Kabupaten Tangerang – LIPUTAN NUSANTRA.id – Peredaran obat keras golongan G yang seharusnya hanya dapat diperoleh melalui apotek resmi dan dengan resep dokter kembali menjadi sorotan. Sebuah toko berkedok toko kelontongan di wilayah Kecamatan Kelapa Dua, Kabupaten Tangerang, diduga bebas memperjualbelikan obat keras golongan G kepada masyarakat umum tanpa izin dan tanpa pengawasan tenaga kefarmasian.
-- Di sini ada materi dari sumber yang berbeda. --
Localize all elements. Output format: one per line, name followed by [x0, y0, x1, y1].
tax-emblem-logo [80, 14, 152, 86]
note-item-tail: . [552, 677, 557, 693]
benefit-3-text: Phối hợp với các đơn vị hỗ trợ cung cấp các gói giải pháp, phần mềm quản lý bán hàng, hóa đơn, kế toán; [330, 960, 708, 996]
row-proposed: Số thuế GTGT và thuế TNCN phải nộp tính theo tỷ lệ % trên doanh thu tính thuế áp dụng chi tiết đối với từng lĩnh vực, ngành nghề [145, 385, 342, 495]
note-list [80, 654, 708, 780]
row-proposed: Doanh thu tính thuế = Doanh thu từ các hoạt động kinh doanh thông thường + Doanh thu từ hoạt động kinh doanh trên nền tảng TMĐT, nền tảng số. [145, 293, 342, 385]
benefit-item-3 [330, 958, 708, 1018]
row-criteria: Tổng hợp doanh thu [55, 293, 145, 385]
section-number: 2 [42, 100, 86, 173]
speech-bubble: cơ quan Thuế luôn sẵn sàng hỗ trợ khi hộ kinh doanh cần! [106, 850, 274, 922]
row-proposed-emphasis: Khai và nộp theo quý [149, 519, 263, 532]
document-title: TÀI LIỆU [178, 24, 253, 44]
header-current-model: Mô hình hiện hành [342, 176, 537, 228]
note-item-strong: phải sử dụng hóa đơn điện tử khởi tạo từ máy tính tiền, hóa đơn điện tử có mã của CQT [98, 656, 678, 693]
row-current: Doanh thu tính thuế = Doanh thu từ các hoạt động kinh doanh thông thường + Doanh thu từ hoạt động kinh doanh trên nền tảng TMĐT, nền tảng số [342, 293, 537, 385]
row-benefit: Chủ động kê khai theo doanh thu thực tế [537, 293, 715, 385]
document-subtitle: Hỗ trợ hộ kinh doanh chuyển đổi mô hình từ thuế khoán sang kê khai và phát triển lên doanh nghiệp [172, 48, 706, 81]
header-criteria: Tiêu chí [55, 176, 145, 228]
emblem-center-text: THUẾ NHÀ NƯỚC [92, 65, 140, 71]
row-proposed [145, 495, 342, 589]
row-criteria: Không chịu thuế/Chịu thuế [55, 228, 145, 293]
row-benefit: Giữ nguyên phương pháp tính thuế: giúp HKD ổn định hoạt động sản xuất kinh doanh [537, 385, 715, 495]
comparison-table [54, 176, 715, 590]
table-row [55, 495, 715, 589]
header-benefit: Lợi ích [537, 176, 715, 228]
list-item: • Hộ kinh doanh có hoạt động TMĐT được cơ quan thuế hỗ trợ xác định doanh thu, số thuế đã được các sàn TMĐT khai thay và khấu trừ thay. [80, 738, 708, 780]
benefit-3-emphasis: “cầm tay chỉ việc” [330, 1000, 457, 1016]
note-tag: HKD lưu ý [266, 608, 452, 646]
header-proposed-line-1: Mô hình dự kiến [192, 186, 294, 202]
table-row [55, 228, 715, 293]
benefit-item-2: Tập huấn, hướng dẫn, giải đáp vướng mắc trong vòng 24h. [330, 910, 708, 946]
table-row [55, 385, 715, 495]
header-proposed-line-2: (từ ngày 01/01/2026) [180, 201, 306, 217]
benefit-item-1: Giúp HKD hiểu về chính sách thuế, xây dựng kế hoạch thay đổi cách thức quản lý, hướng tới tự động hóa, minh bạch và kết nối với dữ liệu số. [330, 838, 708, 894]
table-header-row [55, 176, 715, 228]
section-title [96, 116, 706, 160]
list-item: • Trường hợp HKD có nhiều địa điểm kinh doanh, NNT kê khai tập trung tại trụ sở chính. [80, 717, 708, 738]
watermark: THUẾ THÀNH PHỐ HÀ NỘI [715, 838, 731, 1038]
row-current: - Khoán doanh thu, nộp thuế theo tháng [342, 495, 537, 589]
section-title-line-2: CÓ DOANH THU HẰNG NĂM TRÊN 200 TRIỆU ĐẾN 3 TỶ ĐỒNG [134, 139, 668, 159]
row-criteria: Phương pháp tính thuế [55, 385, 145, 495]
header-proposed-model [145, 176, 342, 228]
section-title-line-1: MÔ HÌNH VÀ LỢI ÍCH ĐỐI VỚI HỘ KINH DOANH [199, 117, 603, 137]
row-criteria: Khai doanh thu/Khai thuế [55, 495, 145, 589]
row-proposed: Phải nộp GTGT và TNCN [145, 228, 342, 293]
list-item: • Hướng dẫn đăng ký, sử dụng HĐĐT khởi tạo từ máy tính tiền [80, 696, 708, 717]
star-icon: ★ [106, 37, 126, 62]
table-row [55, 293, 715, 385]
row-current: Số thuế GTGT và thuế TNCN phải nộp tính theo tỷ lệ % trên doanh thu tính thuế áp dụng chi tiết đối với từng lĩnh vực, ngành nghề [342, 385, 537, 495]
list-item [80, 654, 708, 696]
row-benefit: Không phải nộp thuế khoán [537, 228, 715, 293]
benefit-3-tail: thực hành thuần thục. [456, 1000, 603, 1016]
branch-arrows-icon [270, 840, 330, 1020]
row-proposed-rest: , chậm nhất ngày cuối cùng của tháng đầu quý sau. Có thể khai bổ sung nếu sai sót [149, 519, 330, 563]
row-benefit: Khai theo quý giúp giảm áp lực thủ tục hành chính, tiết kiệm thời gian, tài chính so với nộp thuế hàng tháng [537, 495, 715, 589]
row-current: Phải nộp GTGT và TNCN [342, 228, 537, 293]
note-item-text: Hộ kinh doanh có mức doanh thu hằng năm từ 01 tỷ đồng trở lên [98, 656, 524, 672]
Hasil penelusuran Komet liputan.id di lapangan menunjukkan, toko tersebut sekilas tampak seperti toko kelontongan biasa. Namun, berdasarkan informasi yang dihimpun dari warga sekitar, toko tersebut disinyalir menyediakan dan menjual obat-obatan keras yang semestinya hanya diedarkan secara legal melalui apotek berizin.
Menariknya, meski tampak baru beroperasi di lokasi tersebut, warga menduga pemilik toko bukan pemain baru.Warga juga mengungkapkan keresahan mereka terhadap aktivitas toko tersebut. Pasalnya, pembeli tidak hanya berasal dari kalangan dewasa, namun juga anak-anak muda yang dikhawatirkan menyalahgunakan obat keras tersebut.
Disinyalir Hindari Pengawasan Perpindahan lokasi toko tersebut memunculkan dugaan adanya upaya menghindari pengawasan aparat dan instansi terkait. Pasalnya, meskipun baru buka, aktivitas penjualan disebut sudah berjalan lancar dan terorganisir.
Praktik penjualan obat keras golongan G secara bebas dinilai sangat membahayakan kesehatan masyarakat. Selain berpotensi disalahgunakan, obat-obatan tersebut juga dapat menimbulkan efek samping serius jika dikonsumsi tanpa pengawasan medis.
Berpotensi Langgar Undang-Undang Sebagaimana diketahui, penjualan obat keras tanpa izin melanggar Undang-Undang Nomor 36 Tahun 2009 tentang Kesehatan, serta ketentuan pidana terkait peredaran sediaan farmasi tanpa izin edar. Pelanggaran ini dapat dikenakan sanksi pidana dan denda berat.
Aktivis Desak Aparat Bertindak Tegas Menanggapi dugaan tersebut, aktivis pemerhati kebijakan publik dan kesehatan angkat bicara. Ia menilai maraknya toko berkedok kelontongan yang menjual obat keras menunjukkan lemahnya pengawasan.
Ia mendesak Polres setempat, Dinas Kesehatan Kabupaten Tangerang, serta BPOM untuk segera melakukan inspeksi mendadak (sidak) dan menindak tegas pelaku sesuai aturan hukum yang berlaku.
Hingga berita ini diterbitkan, belum ada keterangan resmi dari pihak kepolisian maupun instansi terkait mengenai dugaan penjualan obat keras golongan G di toko tersebut. Liputan NUSANTRA .id membuka ruang hak jawab dan klarifikasi kepada pihak-pihak yang disebutkan dalam pemberitaan ini.
Hingga berita ini diterbitkan, belum ada keterangan resmi dari pihak kepolisian maupun instansi terkait mengenai dugaan penjualan obat keras golongan G di toko tersebut. LIPUTAN NUSANTRA.id membuka ruang hak jawab dan klarifikasi kepada pihak-pihak yang disebutkan dalam pemberitaan ini.
Kasus ini menjadi alarm keras bagi pemerintah daerah dan aparat penegak hukum agar meningkatkan pengawasan dan memastikan tidak ada ruang bagi peredaran obat-obatan berbahaya yang dijual secara ilegal di tengah masyarakat.
Liputan NUSANTRA id akan terus memantau dan mengawal perkembangan kasus ini.